NdT
“La plus grande menace pour l'Allemagne ne vient pas de Poutine, mais des conséquences sociales, humanitaires et démocratiques du changement climatique.”
Klaus von Dohnanyi, Hamburger Abendblatt, 23/6/2023
Klaus von Dohnanyi, 97 ans, est un dinosaure de la „bonne Allemagne”, celle qui n’a pas oublié l’histoire et qui a tout simplement une conscience. Il a de qui tenir : son père Hans fut un résistant, exécuté par les nazis en avril 1945 à Sachsenhausen, sa mère Christel échappa de peu à la pendaison, son oncle Dietrich, pasteur militant de l’Église confessante, fut lui aussi pendu, en avril 1945, au camp de concentration de Flossenburg. Klaus, militant du SPD depuis 1957, fut ministre de Willy Brandt et Premier maire de Hambourg de 1981 à 1988. Très critique à l’égard de la politique belliciste des dirigeants du SPD et des Verts, il a déclaré en juillet 2024 qu’il soutenait l’Alliance Sahra Wagenknecht pour ses positions sur la guerre d’Ukraine tout en restant membre du SPD. Ci-dessous un entretien avec von Dohnanyi, Traduit par Fausto Giudice, Tlaxcala
À 97 ans, Klaus von Dohnanyi est le témoin d'un siècle mouvementé. En tant qu'ancien membre du Bundestag, comment voit-il les événements mondiaux actuels ? Il s'entretient avec Gabor Steingart sur le pouvoir de la diplomatie, la sécurité de l'Europe dans l'ombre de la Russie et Donald Trump.
The Pioneer : Donald
Trump affirme que l'UE a été fondée pour obtenir des avantages commerciaux
vis-à-vis des USA. Les USAméricains, que nous avons connus comme des
transatlantistes, sont-ils encore nos amis ?
Klaus von Dohnanyi : ça dépend des USAméricains auxquels
vous faites référence. Dans l'ensemble, ils ne l'ont jamais été. Ils ont
toujours eu leurs propres intérêts. L'USAmérique est toujours intervenue en
Europe et nous a en réalité plus nui qu'aidé.
Mais au départ,
l'Amérique nous a tout de même aidés – non seulement avec le plan Marshall,
mais aussi plus tard avec l'OTAN, qui nous a énormément aidés à devenir le pays
que nous sommes aujourd'hui. Ce ton hostile n'est apparu qu'avec Donald Trump.

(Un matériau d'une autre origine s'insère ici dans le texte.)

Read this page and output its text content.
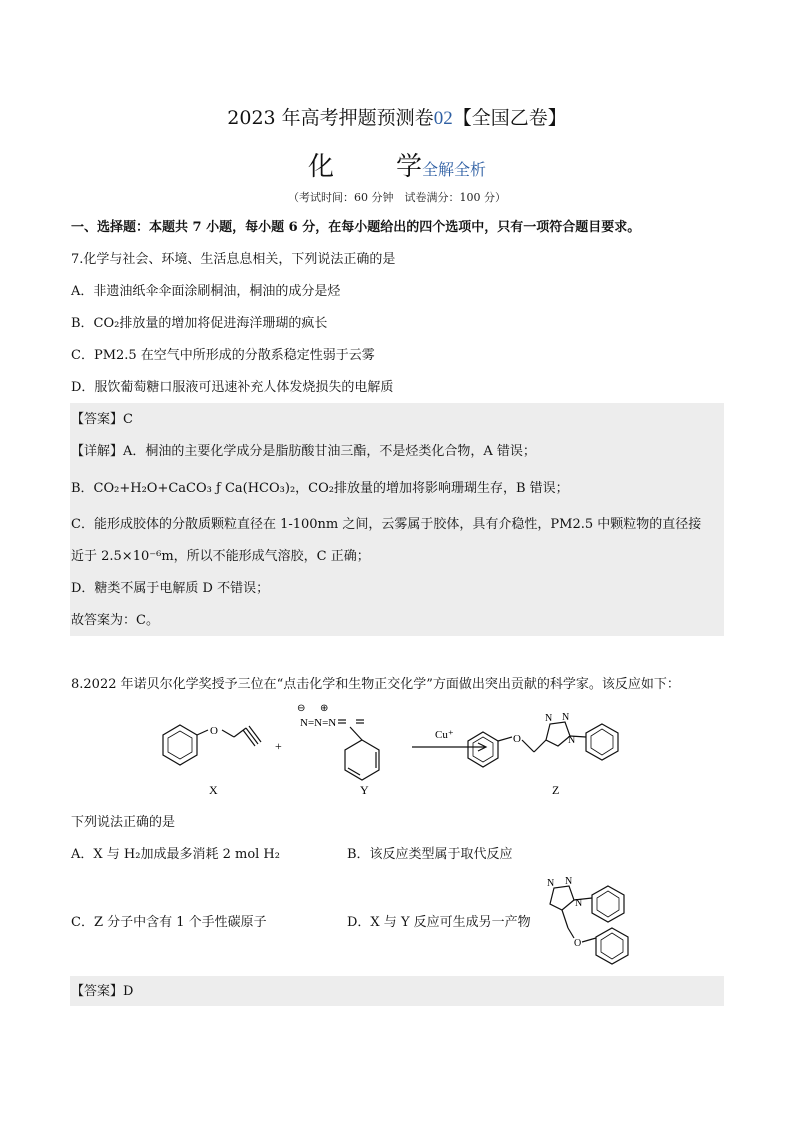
2023 年高考押题预测卷02【全国乙卷】
化 学全解全析
（考试时间：60 分钟　试卷满分：100 分）
一、选择题：本题共 7 小题，每小题 6 分，在每小题给出的四个选项中，只有一项符合题目要求。
7.化学与社会、环境、生活息息相关，下列说法正确的是
A．非遗油纸伞伞面涂刷桐油，桐油的成分是烃
B．CO₂排放量的增加将促进海洋珊瑚的疯长
C．PM2.5 在空气中所形成的分散系稳定性弱于云雾
D．服饮葡萄糖口服液可迅速补充人体发烧损失的电解质
【答案】C
【详解】A．桐油的主要化学成分是脂肪酸甘油三酯，不是烃类化合物，A 错误；
B．CO₂+H₂O+CaCO₃ ƒ Ca(HCO₃)₂，CO₂排放量的增加将影响珊瑚生存，B 错误；
C．能形成胶体的分散质颗粒直径在 1-100nm 之间，云雾属于胶体，具有介稳性，PM2.5 中颗粒物的直径接
近于 2.5×10⁻⁶m，所以不能形成气溶胶，C 正确；
D．糖类不属于电解质 D 不错误；
故答案为：C。
8.2022 年诺贝尔化学奖授予三位在“点击化学和生物正交化学”方面做出突出贡献的科学家。该反应如下：
O
+
⊖ ⊕
N=N=N
Cu⁺	O
N N
N
X	Y	Z
下列说法正确的是
A．X 与 H₂加成最多消耗 2 mol H₂	B．该反应类型属于取代反应
C．Z 分子中含有 1 个手性碳原子	D．X 与 Y 反应可生成另一产物
N N
N
O
【答案】D
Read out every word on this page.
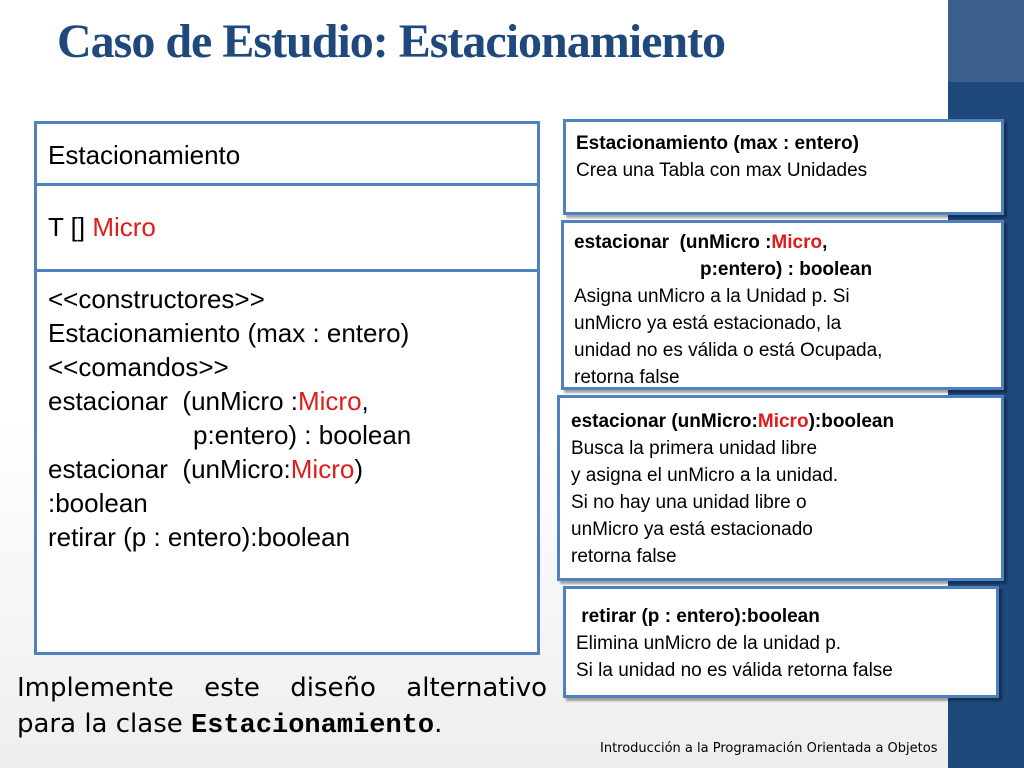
Caso de Estudio: Estacionamiento
Estacionamiento
T [] Micro
<<constructores>>
Estacionamiento (max : entero)
<<comandos>>
estacionar  (unMicro :Micro,
p:entero) : boolean
estacionar  (unMicro:Micro)
:boolean
retirar (p : entero):boolean
Estacionamiento (max : entero)
Crea una Tabla con max Unidades
estacionar  (unMicro :Micro,
p:entero) : boolean
Asigna unMicro a la Unidad p. Si
unMicro ya está estacionado, la
unidad no es válida o está Ocupada,
retorna false
estacionar (unMicro:Micro):boolean
Busca la primera unidad libre
y asigna el unMicro a la unidad.
Si no hay una unidad libre o
unMicro ya está estacionado
retorna false
retirar (p : entero):boolean
Elimina unMicro de la unidad p.
Si la unidad no es válida retorna false
Implemente este diseño alternativo
para la clase Estacionamiento.
Introducción a la Programación Orientada a Objetos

Ou diriez-vous plutôt que ce ton s'inscrit dans la continuité des intérêts ?
Il s'inscrit dans la
continuité des intérêts, qui ont bien sûr évolué en fonction des circonstances.
Pendant la guerre froide et après la chute du mur, c'était différent.
Devrions-nous donc nous
imposer la sérénité et ne pas nous énerver autant ? Ou devrions-nous
reconnaître nos intérêts, peut-être aussi européens, et répondre à la
grossièreté par la grossièreté ?
Je trouve cette façon de
penser trop euro-américaine. La Russie fait bien sûr partie de l'Europe et du
reste du monde, d'une manière particulière. La Russie est voisine de l'Europe
et n'est manifestement pas sans danger. Et plus un voisin est dangereux, plus
il faut s'intéresser à lui et lui parler. J'ai lu récemment cette belle phrase
: « Si tu veux la paix, parle à tes ennemis, pas à tes amis. »
C'est à mon avis un
avertissement important. Nous nous sommes complètement laissé exclure de tout
contact avec la Russie et continuons aujourd'hui encore à agir comme si les USAméricains
étaient nos tuteurs – ils doivent tirer les marrons du feu pour nous, alors
qu'ils ont en partie jeté eux-mêmes ces marrons dans le feu.
Ça veut dire que nous
devons nous prendre en main et prendre notre destin en main, d'autant plus que
l'homme à la Maison Blanche ne veut plus être notre tuteur.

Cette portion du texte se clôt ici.